As one of 50 Faculty Advocates for myitlab, Kletke serves as a trainer, facilitator and resource for faculty nationwide regarding the program. The only Faculty Advocate in Oklahoma, Kletke was chosen for her abilities and enthusiasm. Her selection as Faculty Advocate demonstrates OSU’s leadership role in information technology development education.
“By being selected as a Faculty Advocate, I can leverage my impact on students in Oklahoma and in 49 other states,” Kletke said. “This is good for OSU and good for our students.”
Kletke completed specialized training to become a Faculty Advocate in Boston June 26-29, and is now a point of contact for other faculty using myitlab across the country.
“I will answer questions from faculty and will help new schools adopt myitlab,” Kletke said. “Myitlab helps professors deliver their courses on Microsoft Office 2007 in an easy, effective and customized manner.”

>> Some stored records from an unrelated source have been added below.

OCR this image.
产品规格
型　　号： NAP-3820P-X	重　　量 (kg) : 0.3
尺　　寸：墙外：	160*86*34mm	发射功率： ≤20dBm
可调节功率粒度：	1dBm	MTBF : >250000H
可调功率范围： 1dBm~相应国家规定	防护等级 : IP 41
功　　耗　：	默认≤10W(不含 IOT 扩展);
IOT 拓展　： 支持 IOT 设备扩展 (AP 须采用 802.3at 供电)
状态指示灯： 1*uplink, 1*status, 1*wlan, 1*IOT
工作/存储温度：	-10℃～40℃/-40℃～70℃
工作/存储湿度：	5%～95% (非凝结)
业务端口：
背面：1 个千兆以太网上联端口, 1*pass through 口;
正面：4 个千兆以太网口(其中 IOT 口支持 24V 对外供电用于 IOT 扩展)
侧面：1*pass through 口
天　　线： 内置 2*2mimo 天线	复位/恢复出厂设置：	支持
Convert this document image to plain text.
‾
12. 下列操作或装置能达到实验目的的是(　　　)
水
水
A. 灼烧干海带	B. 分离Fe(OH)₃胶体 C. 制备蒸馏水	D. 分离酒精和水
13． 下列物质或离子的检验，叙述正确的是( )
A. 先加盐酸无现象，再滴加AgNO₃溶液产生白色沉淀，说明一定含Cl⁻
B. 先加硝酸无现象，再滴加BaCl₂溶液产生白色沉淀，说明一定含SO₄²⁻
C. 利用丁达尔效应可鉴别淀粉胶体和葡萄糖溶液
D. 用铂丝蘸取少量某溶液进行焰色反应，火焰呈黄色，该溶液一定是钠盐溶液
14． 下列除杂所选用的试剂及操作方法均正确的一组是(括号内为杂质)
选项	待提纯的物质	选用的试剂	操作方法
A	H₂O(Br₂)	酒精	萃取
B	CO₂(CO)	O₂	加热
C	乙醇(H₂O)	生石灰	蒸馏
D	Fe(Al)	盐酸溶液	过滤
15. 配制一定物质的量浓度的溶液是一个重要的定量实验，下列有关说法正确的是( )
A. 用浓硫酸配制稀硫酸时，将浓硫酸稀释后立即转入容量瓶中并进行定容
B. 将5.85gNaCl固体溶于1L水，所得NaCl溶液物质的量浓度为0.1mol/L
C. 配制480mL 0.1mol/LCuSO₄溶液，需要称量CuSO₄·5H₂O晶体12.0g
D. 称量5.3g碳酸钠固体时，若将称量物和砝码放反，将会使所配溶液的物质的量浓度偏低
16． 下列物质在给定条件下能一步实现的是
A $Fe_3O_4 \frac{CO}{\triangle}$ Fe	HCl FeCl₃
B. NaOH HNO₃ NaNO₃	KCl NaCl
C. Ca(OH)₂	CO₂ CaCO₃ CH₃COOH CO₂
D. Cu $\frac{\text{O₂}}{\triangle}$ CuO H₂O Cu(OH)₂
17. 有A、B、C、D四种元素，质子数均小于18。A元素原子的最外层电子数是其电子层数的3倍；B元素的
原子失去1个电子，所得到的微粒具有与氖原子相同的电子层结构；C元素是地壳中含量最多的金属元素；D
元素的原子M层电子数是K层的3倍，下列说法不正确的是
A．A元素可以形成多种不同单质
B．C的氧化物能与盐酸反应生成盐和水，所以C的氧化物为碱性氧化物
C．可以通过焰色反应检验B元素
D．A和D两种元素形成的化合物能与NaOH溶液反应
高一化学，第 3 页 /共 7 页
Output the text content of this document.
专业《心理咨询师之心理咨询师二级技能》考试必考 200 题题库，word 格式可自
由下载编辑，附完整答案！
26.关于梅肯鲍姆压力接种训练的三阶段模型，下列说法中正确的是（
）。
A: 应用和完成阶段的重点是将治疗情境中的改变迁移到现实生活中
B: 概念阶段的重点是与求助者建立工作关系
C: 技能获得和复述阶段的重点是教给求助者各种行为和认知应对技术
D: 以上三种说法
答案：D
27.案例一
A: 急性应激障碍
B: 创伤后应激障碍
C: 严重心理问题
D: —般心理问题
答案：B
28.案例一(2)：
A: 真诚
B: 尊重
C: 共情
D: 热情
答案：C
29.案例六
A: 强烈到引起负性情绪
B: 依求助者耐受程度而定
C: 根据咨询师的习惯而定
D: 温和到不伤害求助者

Kletke said she began using myitlab in her MSIS 2103 course this summer because the previously used tool was not upgraded to Microsoft Office 2007 effectively. Kletke’s fall 2008 sections of MSIS 2103, with more than 600 students, are now using myitlab to become familiar with Microsoft Office 2007. Students have 20 assignments to teach them how to use tools and features in Microsoft Office 2007.
“I wanted students to enjoy learning,” Kletke said. “The previous tool wasn’t effective in doing this, so I switched.”